Shares in Inspire Pharmaceuticals fell 10 percent, or 71 cents, Wednesday after the company disclosed that losses in the first quarter soared.

Inspire also revised its financial guidance for the year, forecasting a sharp increase in revenues as well as expenses.

The news sent Inspire (NASDAQ: ISPH) down to a closing price of $6.52. More than 800,000 shares were traded, which was more than double the normal volume.

Revenues in the first quarter increased to $7.2 million compared with $5.5 million a year ago based on increasing sales of two eye drugs (Elestat and Restasis) as well as research revenues.

However, expenses soared 64 percent to $33.9 million from $20.7 million.

The biggest factor in the increase was a $13 million payment to InSite Vision for U.S. and Canadian rights to the eye drug AzaSite. The Food and Drug Administration approved the drug last week. Inspire plans to add personnel and launch sales of AzaSite in the third quarter.

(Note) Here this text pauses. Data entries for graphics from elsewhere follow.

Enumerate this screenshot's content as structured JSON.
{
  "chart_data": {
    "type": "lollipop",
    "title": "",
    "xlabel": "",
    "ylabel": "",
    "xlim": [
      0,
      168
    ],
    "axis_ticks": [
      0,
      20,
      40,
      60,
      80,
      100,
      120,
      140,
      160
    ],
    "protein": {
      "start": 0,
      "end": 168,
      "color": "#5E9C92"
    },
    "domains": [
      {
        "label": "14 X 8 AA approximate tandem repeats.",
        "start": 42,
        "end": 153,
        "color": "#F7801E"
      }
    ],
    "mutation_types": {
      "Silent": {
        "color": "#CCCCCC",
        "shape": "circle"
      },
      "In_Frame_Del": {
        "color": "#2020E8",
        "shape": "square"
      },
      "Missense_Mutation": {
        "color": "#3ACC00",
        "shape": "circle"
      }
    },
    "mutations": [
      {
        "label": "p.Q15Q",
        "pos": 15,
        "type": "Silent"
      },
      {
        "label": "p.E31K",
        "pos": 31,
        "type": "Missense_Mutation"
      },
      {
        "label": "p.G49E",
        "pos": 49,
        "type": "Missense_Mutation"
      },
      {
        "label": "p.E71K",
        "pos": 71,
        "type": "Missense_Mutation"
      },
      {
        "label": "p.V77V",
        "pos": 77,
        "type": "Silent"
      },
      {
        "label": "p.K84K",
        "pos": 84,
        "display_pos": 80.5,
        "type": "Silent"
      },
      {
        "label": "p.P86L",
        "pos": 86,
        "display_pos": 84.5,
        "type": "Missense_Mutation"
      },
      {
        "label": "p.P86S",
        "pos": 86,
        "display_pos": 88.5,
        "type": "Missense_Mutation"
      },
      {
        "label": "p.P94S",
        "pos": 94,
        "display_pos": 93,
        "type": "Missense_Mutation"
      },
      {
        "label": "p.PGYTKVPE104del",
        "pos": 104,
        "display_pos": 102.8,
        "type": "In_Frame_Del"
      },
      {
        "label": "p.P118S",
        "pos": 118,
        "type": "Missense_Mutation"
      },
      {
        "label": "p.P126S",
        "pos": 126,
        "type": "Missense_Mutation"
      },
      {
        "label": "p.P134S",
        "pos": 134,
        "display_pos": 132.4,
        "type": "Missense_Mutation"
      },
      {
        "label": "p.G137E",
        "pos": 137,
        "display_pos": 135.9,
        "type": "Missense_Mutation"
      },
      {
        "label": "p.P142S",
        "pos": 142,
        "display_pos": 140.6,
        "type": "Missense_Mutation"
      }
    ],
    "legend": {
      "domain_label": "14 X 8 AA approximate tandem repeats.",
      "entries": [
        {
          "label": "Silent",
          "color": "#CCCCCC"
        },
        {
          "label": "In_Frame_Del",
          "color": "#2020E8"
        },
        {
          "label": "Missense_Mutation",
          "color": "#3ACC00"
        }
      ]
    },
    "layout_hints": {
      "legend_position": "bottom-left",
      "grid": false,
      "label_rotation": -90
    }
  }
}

The first-quarter loss of $26.1 million, or 62 cents per share, was nearly double the $14 million/33 cent per share loss of a year ago.

“We believe 2007 will be an exciting year for Inspire, as we add to our revenue base with the launch of AzaSite later this year,” Chief Executive Officer Christy Shaffer said in a statement. “We are also progressing our product pipeline with numerous activities in clinical development, including initiating and completing various trials and conducting meetings with the FDA related to several programs.”

Inspire forecast revenues for 2007 to be between $45 million and $57 million, based on the approval of AzaSite and current sales trends for Elestat and Restasis.

It also said expenses would range between $120 million and $145 million, including a $19 million payment due to InSite now that AzaSite has received FDA approval.